Connelly had a hit last year with another literary adaptation, of Jane Harper’s The Dry. This largely aquatic followup to that outback mystery lacks its firm narrative grip, being structurally complicated without a lot of momentum, or a clear sense of the audience it’s aiming for. (It might play best for tweens.) Nonetheless, it’s a pleasant watch, with plenty of spectacular underwater photography and some good performances, especially from Mitchell. It opens at the Smith Rafael Film Center Fri/3.

If Abby’s adventurousness and environmental conscientiousness from an early age provides good “role model,” her laughable opposite number is Eden (Kate Moyer), the little terror who turns rural kids into a lynch mob in Children of the Corn. The same-named 1977 Stephen King story was previously made into a 1984 feature that wasn’t good, but financially successful enough to launch a long series of worse direct-to-video sequels (nine of them!) you probably never heard of. This latest incarnation is not a remake but a “prequel,” purporting to tell how the original story’s farm town came to be controlled by a cult of murderous juveniles. Directed by Kurt Wimmer, it has sat on a shelf since late 2020, and you will soon understand why.

This grain-belt horror wants to be eco-conscious too, like Blueback. But it ends up handling that agenda in a fashion similar to the way the catastrophic 2006 Wicker Man remake attempted to be kinda-sorta “feminist”: i.e., so stupidly that all concerned end up covered in shame. Experimental pesticides have destroyed the corn crops that Rylstone, Nebraska depends on. While the responsible adults point fingers at one another, their children simply blame all adults. The ringleader in what rapidly becomes a ludicrous killing spree (how do these tots constantly subdue large, resistant grownups?) is creepy Eden, who seems to be under the spell of a supernatural power embodied by the eventually seen He Who Walks Behind the Rows.

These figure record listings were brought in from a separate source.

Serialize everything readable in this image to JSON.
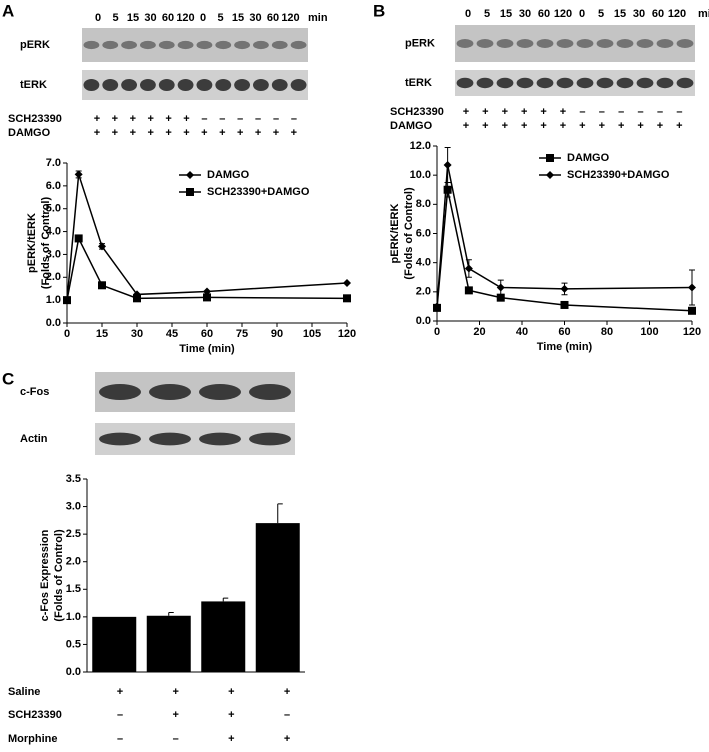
{
  "chart_data": [
    {
      "type": "line",
      "x_label": "Time (min)",
      "y_label": [
        "pERK/tERK",
        "(Folds of Control)"
      ],
      "x": [
        0,
        5,
        15,
        30,
        60,
        120
      ],
      "series": [
        {
          "name": "DAMGO",
          "color": "#000000",
          "marker": "diamond",
          "values": [
            1.0,
            6.5,
            3.35,
            1.25,
            1.38,
            1.75
          ],
          "errors": [
            null,
            0.15,
            0.12,
            null,
            null,
            null
          ]
        },
        {
          "name": "SCH23390+DAMGO",
          "color": "#000000",
          "marker": "square",
          "values": [
            1.0,
            3.7,
            1.65,
            1.08,
            1.12,
            1.08
          ],
          "errors": [
            null,
            0.1,
            null,
            null,
            null,
            null
          ]
        }
      ],
      "xlim": [
        0,
        120
      ],
      "xticks": [
        0,
        15,
        30,
        45,
        60,
        75,
        90,
        105,
        120
      ],
      "ylim": [
        0,
        7
      ],
      "yticks": [
        {
          "value": 0,
          "label": "0.0"
        },
        {
          "value": 1,
          "label": "1.0"
        },
        {
          "value": 2,
          "label": "2.0"
        },
        {
          "value": 3,
          "label": "3.0"
        },
        {
          "value": 4,
          "label": "4.0"
        },
        {
          "value": 5,
          "label": "5.0"
        },
        {
          "value": 6,
          "label": "6.0"
        },
        {
          "value": 7,
          "label": "7.0"
        }
      ],
      "legend": "upper right"
    },
    {
      "type": "line",
      "x_label": "Time (min)",
      "y_label": [
        "pERK/tERK",
        "(Folds of Control)"
      ],
      "x": [
        0,
        5,
        15,
        30,
        60,
        120
      ],
      "series": [
        {
          "name": "DAMGO",
          "color": "#000000",
          "marker": "square",
          "values": [
            0.9,
            9.0,
            2.1,
            1.6,
            1.1,
            0.7
          ],
          "errors": [
            null,
            0.5,
            null,
            null,
            null,
            null
          ]
        },
        {
          "name": "SCH23390+DAMGO",
          "color": "#000000",
          "marker": "diamond",
          "values": [
            1.0,
            10.7,
            3.6,
            2.3,
            2.2,
            2.3
          ],
          "errors": [
            null,
            1.2,
            0.6,
            0.5,
            0.4,
            1.2
          ]
        }
      ],
      "xlim": [
        0,
        120
      ],
      "xticks": [
        0,
        20,
        40,
        60,
        80,
        100,
        120
      ],
      "ylim": [
        0,
        12
      ],
      "yticks": [
        {
          "value": 0,
          "label": "0.0"
        },
        {
          "value": 2,
          "label": "2.0"
        },
        {
          "value": 4,
          "label": "4.0"
        },
        {
          "value": 6,
          "label": "6.0"
        },
        {
          "value": 8,
          "label": "8.0"
        },
        {
          "value": 10,
          "label": "10.0"
        },
        {
          "value": 12,
          "label": "12.0"
        }
      ],
      "legend": "upper right"
    },
    {
      "type": "bar",
      "y_label": [
        "c-Fos Expression",
        "(Folds of Control)"
      ],
      "values": [
        1.0,
        1.02,
        1.28,
        2.7
      ],
      "errors": [
        null,
        0.06,
        0.06,
        0.35
      ],
      "color": "#000000",
      "ylim": [
        0,
        3.5
      ],
      "yticks": [
        {
          "value": 0,
          "label": "0.0"
        },
        {
          "value": 0.5,
          "label": "0.5"
        },
        {
          "value": 1,
          "label": "1.0"
        },
        {
          "value": 1.5,
          "label": "1.5"
        },
        {
          "value": 2,
          "label": "2.0"
        },
        {
          "value": 2.5,
          "label": "2.5"
        },
        {
          "value": 3,
          "label": "3.0"
        },
        {
          "value": 3.5,
          "label": "3.5"
        }
      ]
    }
  ],
  "panels": [
    {
      "letter": "A",
      "lanes": [
        0,
        5,
        15,
        30,
        60,
        120,
        0,
        5,
        15,
        30,
        60,
        120
      ],
      "lane_unit": "min",
      "blots": [
        "pERK",
        "tERK"
      ],
      "conditions": [
        {
          "label": "SCH23390",
          "signs": [
            "+",
            "+",
            "+",
            "+",
            "+",
            "+",
            "–",
            "–",
            "–",
            "–",
            "–",
            "–"
          ]
        },
        {
          "label": "DAMGO",
          "signs": [
            "+",
            "+",
            "+",
            "+",
            "+",
            "+",
            "+",
            "+",
            "+",
            "+",
            "+",
            "+"
          ]
        }
      ]
    },
    {
      "letter": "B",
      "lanes": [
        0,
        5,
        15,
        30,
        60,
        120,
        0,
        5,
        15,
        30,
        60,
        120
      ],
      "lane_unit": "min",
      "blots": [
        "pERK",
        "tERK"
      ],
      "conditions": [
        {
          "label": "SCH23390",
          "signs": [
            "+",
            "+",
            "+",
            "+",
            "+",
            "+",
            "–",
            "–",
            "–",
            "–",
            "–",
            "–"
          ]
        },
        {
          "label": "DAMGO",
          "signs": [
            "+",
            "+",
            "+",
            "+",
            "+",
            "+",
            "+",
            "+",
            "+",
            "+",
            "+",
            "+"
          ]
        }
      ]
    },
    {
      "letter": "C",
      "blots": [
        "c-Fos",
        "Actin"
      ],
      "conditions": [
        {
          "label": "Saline",
          "signs": [
            "+",
            "+",
            "+",
            "+"
          ]
        },
        {
          "label": "SCH23390",
          "signs": [
            "–",
            "+",
            "+",
            "–"
          ]
        },
        {
          "label": "Morphine",
          "signs": [
            "–",
            "–",
            "+",
            "+"
          ]
        }
      ]
    }
  ]
}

It’s a giant walking plant monster, a CGI equivalent to the mobile tree stump that strangled people in 1957 drive-in camp classic From Hell It Came.

None of this makes much sense, and by all rights ought to be an unintentional-comedy bonanza. Yet its almost unbelievable awfulness is somehow more painful than fun. You’re always taking a big risk using child actors as villains, as they can’t be expected to summon the required “evil” gravitas. Moyer comes off as no more scary than Peanuts’ Lucy, a harrumphing snippy brat, even as she’s overseeing graphic dismemberments amongst those who’ve “sinned against the corn.” But it’s her movie—possibly the worst Stephen King-related screen enterprise since the man himself directed Maximum Overdrive—that should be repenting. It opens in theaters (mostly suburban ones in the Bay Area) Fri/3, then begins streaming on genre platform Shudder March 21.